Once an outsider, the octogenarian Philip Glass is so omnipresent in our contemporary soundscape that it's an astonishment to hear his voice anew as if for the first time. His confederate here is Tenzin Choegyal, from a family of Tibetan nomads, who describes himself as an artist, composer, activist, and cultural ambassador.
Curious how Glass and Choegyal found their groove, I contacted my old friend Richard Guérin, who has been running Glass's record labels for many years. Little did I expect how eye-opening and detailed a note I would receive in reply, though come to think of it I should have known. Richard's powers of observation are sharp, he thinks for himself, and his mind cuts through the chatter of controversy as surely as Alexander's sword slashed the Gordian Knot. If he profounds contrarian views, and that's not unusual, it's never for the sake of striking a pose. With Richard's permission, I'm sharing his latest communication in a separate post, very slightly crunched for space. I think you'll find it well worth your attention.

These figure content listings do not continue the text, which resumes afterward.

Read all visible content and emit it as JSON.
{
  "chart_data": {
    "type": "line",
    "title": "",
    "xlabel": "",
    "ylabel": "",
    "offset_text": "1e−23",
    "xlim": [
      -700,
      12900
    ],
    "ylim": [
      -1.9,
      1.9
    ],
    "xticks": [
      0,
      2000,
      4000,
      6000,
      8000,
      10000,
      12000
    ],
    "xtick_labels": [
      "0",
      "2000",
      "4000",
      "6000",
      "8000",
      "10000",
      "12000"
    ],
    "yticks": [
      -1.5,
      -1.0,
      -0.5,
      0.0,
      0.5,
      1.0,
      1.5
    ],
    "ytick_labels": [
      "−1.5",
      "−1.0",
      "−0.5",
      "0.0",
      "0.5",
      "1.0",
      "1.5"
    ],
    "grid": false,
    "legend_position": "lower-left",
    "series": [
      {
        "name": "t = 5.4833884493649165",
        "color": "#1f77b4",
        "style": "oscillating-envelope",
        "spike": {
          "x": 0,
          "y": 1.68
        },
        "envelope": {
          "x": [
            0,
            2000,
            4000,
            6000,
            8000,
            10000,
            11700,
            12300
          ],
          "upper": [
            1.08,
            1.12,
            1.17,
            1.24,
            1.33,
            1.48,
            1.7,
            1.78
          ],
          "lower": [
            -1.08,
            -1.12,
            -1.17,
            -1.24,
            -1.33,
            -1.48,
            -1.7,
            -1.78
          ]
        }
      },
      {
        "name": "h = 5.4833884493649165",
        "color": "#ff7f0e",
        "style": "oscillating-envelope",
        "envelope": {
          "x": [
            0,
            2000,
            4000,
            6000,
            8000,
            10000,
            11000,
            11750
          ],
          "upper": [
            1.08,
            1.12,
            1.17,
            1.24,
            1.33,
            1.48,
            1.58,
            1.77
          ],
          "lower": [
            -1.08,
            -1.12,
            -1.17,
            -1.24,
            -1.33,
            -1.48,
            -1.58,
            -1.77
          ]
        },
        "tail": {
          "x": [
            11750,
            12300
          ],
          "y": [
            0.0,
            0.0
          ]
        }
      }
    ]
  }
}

Bonita Boyd, flute; Steven Doane, cello; Barry Snyder, piano
- Carl Maria von Weber, Trio for Piano, Flute & Cello in G Minor, Op. 63
- Allegro moderato
- Schäfers Klage
Weber's greatest hits are his Gothic thriller Der Freischütz, which kick-started romantic opera, and Invitation to the Dance, that irresistible rondo for piano so thrillingly orchestrated by Hector Berlioz and choreographed for Vaclav Nijinsky and Tamara Karsavina by Michael Fokine. Dig further into Weber's catalogue and you will rarely be disappointed, certainly not by this inventive and melodious trio, with its tinge of the supernatural, its terpsichorean flair, and its notes of the bucolic. The performance is delightful, with the breath of the flute opening out air and space around the more compact sonorities of piano and cello. For the record, the program also includes lesser-known fare by Bohuslav Martinů, Philippe Gaubert, Jean-Michel Damase.
And there was more...
Ian Venables: Requiem (SOMM 2020)
The Choir Of Gloucester Cathedral
Jonathan Hope, organ; Adrian Partington, director
- Agnes Dei
- Libera me
In music and the visual arts, the apocalyptic passages of the Requiem's Church Latin text routinely inspires apocalyptic equivalents. This contemporary British setting sidesteps universal fire and brimstone (no "Dies irae"!) the better to contemplate Last Things in a context of private loss. The idiom seems calculated to anchor the performers as well as the community of bereft faithful to which they belong. Even so, the "Agnus Dei" sounds an unusually introspective, brooding chord. To start with, the marginally more dramatic cut of the "Libera me" falls short of the panic inherent in the poetry, but the death march that ensues generates a certain grim majesty.
Franz Schubert: 3 Sonatas (1816) (Athene 2020)
Peter Sheppard Skaerved, violin; Julian Perkins, piano
- Sonata No. 1 for Violin and Piano in D Major, D384
I: Allegro molto
III: Allegro vivace
Three months shy of his 18th birthday, Franz Schubert tossed off (in a single day) the song "Gretchen am Spinnrade," excerpted from Goethe's Faust. The erotic turbulence of the four-minute monologue astonishes to this day. Penned a year and a half later, this naively Mozartian exercise for violin and piano suggests a younger, far less daring talent. The performance it receives here is in keeping with the music's modesty.
Geoffrey Allen: Music for Woodwinds (Métier 2020)
- Pastorale, Op. 34 No. 1
Katherine Walpole, bassoon; David Wickham, piano
A gracefully rocking lullaby, its melody somewhat improbably entrusted to the bassoon, which moos in the low register like a lyrical heifer blissfully chewing the cud.